The 'greening' flushes are described as the normalised difference in vegetation index (NDVI), referring to differences between the highest 'greening' and the lowest 'background' values that occur in the dry season. Full details are supplied on the ERIN website. As there are now ten years of data for the whole continent in the ERIN archives, possible trends in vegetation condition and extent are just beginning to emerge.
Figure 55 indicates the changes in the amount of rain that have been utilised by green vegetation over the period 1991-1999, using a surrogate measure. The maps show whether any individual 25 km 2 area has experienced positive, negative or no change in the slope of a 'rainfall transfer quotient' over the nine-year period. This quotient compares the difference between each seasonal flush and basal vegetation greenness and the amount of rain falling in the growing season to the long-term trend. The map shows categories of high, medium, low, and no change in the trend, expressed as a statistical probability. Areas with a 95 or 90% probability have undergone a change in the way vegetation is utilising rainfall. When conditions are good (more rainfall, more seasonal growth) there is an increase in the quotient. Parts of northern Australia recovering from droughts in the early 1990s show this trend, while parts of south-eastern and western Australia also show more seasonal growth compared with the basal vegetation that could be ascribed to agricultural productivity.
Figure 55: Water utilisation by vegetation, derived from NDVI and rainfall data 1991-1999.
Source: ERIN (2001)
These findings are unexpected, but should be treated with caution as the method is still being developed and assessed. It should also be noted that over half the continent has not experienced any measurable change in plant water utilisation, despite fluctuating seasonal growing conditions that have occurred from year to year.

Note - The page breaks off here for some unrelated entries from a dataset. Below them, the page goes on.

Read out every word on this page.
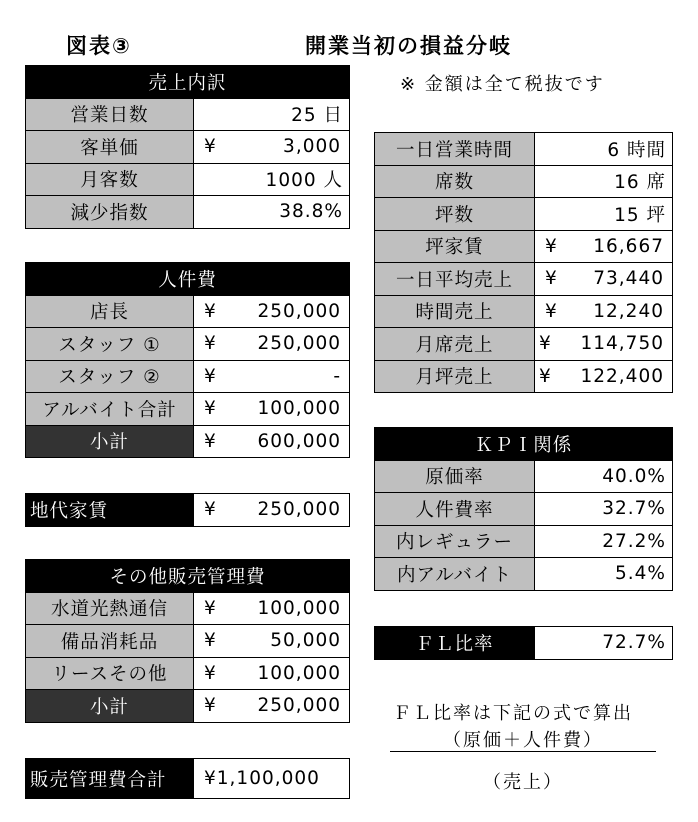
図表③	開業当初の損益分岐
※ 金額は全て税抜です
売上内訳	
営業日数	25 日
客単価	¥ 3,000

月客数	1000 人
減少指数	38.8%
人件費	
店長	¥ 250,000

スタッフ ①	¥ 250,000

スタッフ ②	¥ -

アルバイト合計	¥ 100,000

小計	¥ 600,000
地代家賃	¥ 250,000
その他販売管理費	
水道光熱通信	¥ 100,000

備品消耗品	¥ 50,000

リースその他	¥ 100,000

小計	¥ 250,000
販売管理費合計	¥1,100,000
一日営業時間	6 時間
席数	16 席
坪数	15 坪
坪家賃	¥ 16,667

一日平均売上	¥ 73,440

時間売上	¥ 12,240

月席売上	¥ 114,750

月坪売上	¥ 122,400
ＫＰＩ関係	
原価率	40.0%
人件費率	32.7%
内レギュラー	27.2%
内アルバイト	5.4%
ＦＬ比率	72.7%
ＦＬ比率は下記の式で算出
（原価＋人件費）
（売上）
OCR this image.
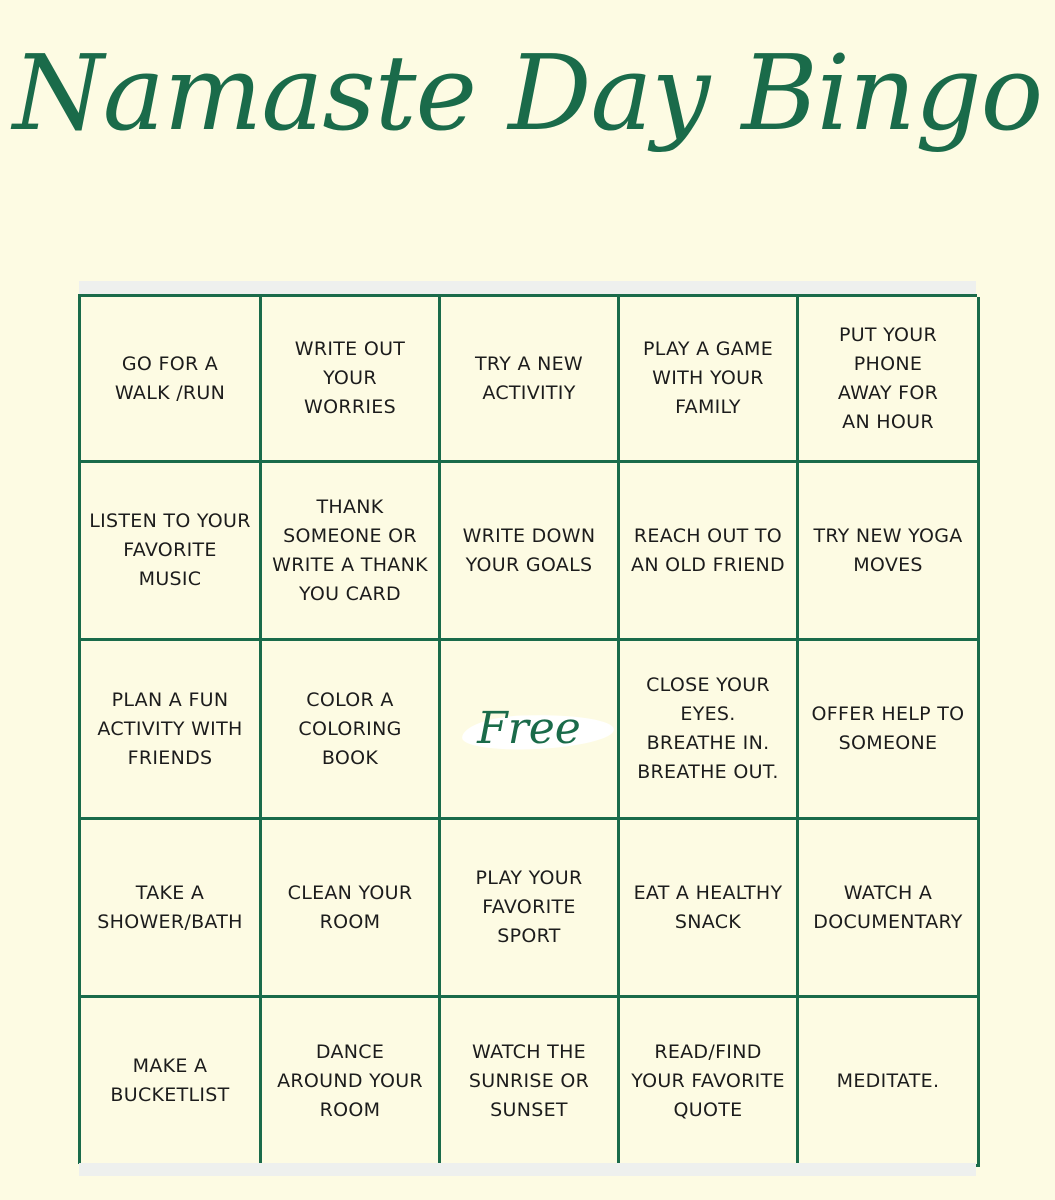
Namaste Day Bingo
GO FOR A
WALK /RUN
WRITE OUT
YOUR
WORRIES
TRY A NEW
ACTIVITIY
PLAY A GAME
WITH YOUR
FAMILY
PUT YOUR
PHONE
AWAY FOR
AN HOUR
LISTEN TO YOUR
FAVORITE
MUSIC
THANK
SOMEONE OR
WRITE A THANK
YOU CARD
WRITE DOWN
YOUR GOALS
REACH OUT TO
AN OLD FRIEND
TRY NEW YOGA
MOVES
PLAN A FUN
ACTIVITY WITH
FRIENDS
COLOR A
COLORING
BOOK
Free
CLOSE YOUR
EYES.
BREATHE IN.
BREATHE OUT.
OFFER HELP TO
SOMEONE
TAKE A
SHOWER/BATH
CLEAN YOUR
ROOM
PLAY YOUR
FAVORITE
SPORT
EAT A HEALTHY
SNACK
WATCH A
DOCUMENTARY
MAKE A
BUCKETLIST
DANCE
AROUND YOUR
ROOM
WATCH THE
SUNRISE OR
SUNSET
READ/FIND
YOUR FAVORITE
QUOTE
MEDITATE.
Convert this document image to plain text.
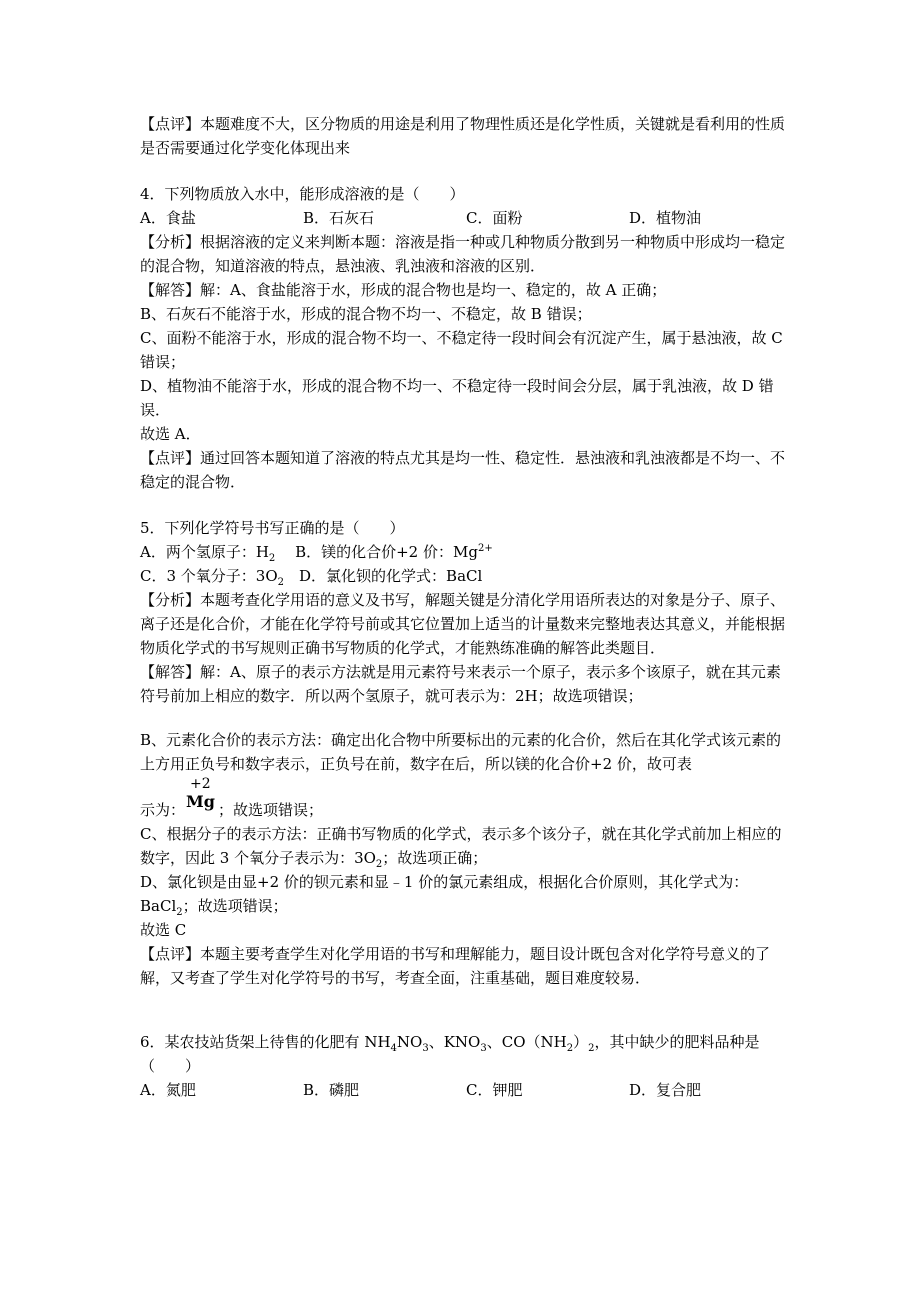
【点评】本题难度不大，区分物质的用途是利用了物理性质还是化学性质，关键就是看利用的性质是否需要通过化学变化体现出来

4．下列物质放入水中，能形成溶液的是（　　）

A．食盐	B．石灰石	C．面粉	D．植物油

【分析】根据溶液的定义来判断本题：溶液是指一种或几种物质分散到另一种物质中形成均一稳定的混合物，知道溶液的特点，悬浊液、乳浊液和溶液的区别．

【解答】解：A、食盐能溶于水，形成的混合物也是均一、稳定的，故 A 正确；

B、石灰石不能溶于水，形成的混合物不均一、不稳定，故 B 错误；

C、面粉不能溶于水，形成的混合物不均一、不稳定待一段时间会有沉淀产生，属于悬浊液，故 C 错误；

D、植物油不能溶于水，形成的混合物不均一、不稳定待一段时间会分层，属于乳浊液，故 D 错误．

故选 A．

【点评】通过回答本题知道了溶液的特点尤其是均一性、稳定性．悬浊液和乳浊液都是不均一、不稳定的混合物．

5．下列化学符号书写正确的是（　　）

A．两个氢原子：$H_2$　 B．镁的化合价+2 价：$Mg^{2+}$

C．3 个氧分子：$3O_2$　 D．氯化钡的化学式：BaCl

【分析】本题考查化学用语的意义及书写，解题关键是分清化学用语所表达的对象是分子、原子、离子还是化合价，才能在化学符号前或其它位置加上适当的计量数来完整地表达其意义，并能根据物质化学式的书写规则正确书写物质的化学式，才能熟练准确的解答此类题目．

【解答】解：A、原子的表示方法就是用元素符号来表示一个原子，表示多个该原子，就在其元素符号前加上相应的数字．所以两个氢原子，就可表示为：2H；故选项错误；

B、元素化合价的表示方法：确定出化合物中所要标出的元素的化合价，然后在其化学式该元素的上方用正负号和数字表示，正负号在前，数字在后，所以镁的化合价+2 价，故可表

+2
Mg
示为： ；故选项错误；

C、根据分子的表示方法：正确书写物质的化学式，表示多个该分子，就在其化学式前加上相应的数字，因此 3 个氧分子表示为：$3O_2$；故选项正确；

D、氯化钡是由显+2 价的钡元素和显﹣1 价的氯元素组成，根据化合价原则，其化学式为：BaCl$_2$；故选项错误；

故选 C

【点评】本题主要考查学生对化学用语的书写和理解能力，题目设计既包含对化学符号意义的了解，又考查了学生对化学符号的书写，考查全面，注重基础，题目难度较易．

6．某农技站货架上待售的化肥有 $NH_4NO_3$、$KNO_3$、$CO(NH_2)_2$，其中缺少的肥料品种是

（　　）

A．氮肥	B．磷肥	C．钾肥	D．复合肥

Interpretation of these results at this stage is tentative, but may indicate that an increase in permanent perennial vegetation has been taking place in parts of northern Australia. In southern Australia, there is an apparent reduction in water use in areas of lesser proportions of perennial vegetation. While it is tempting to ascribe this to a real change in water use in agricultural lands, there is no confirmation from the more detailed research sites that have been monitored over the decade.
The results are best considered as demonstrating the potential capacity of this technology to provide synoptic continental-scale information rapidly on a range of vegetation and climate related issues. As yet the application of the technology is in its infancy but with succeeding years the increasing size of the data set increases its potential value.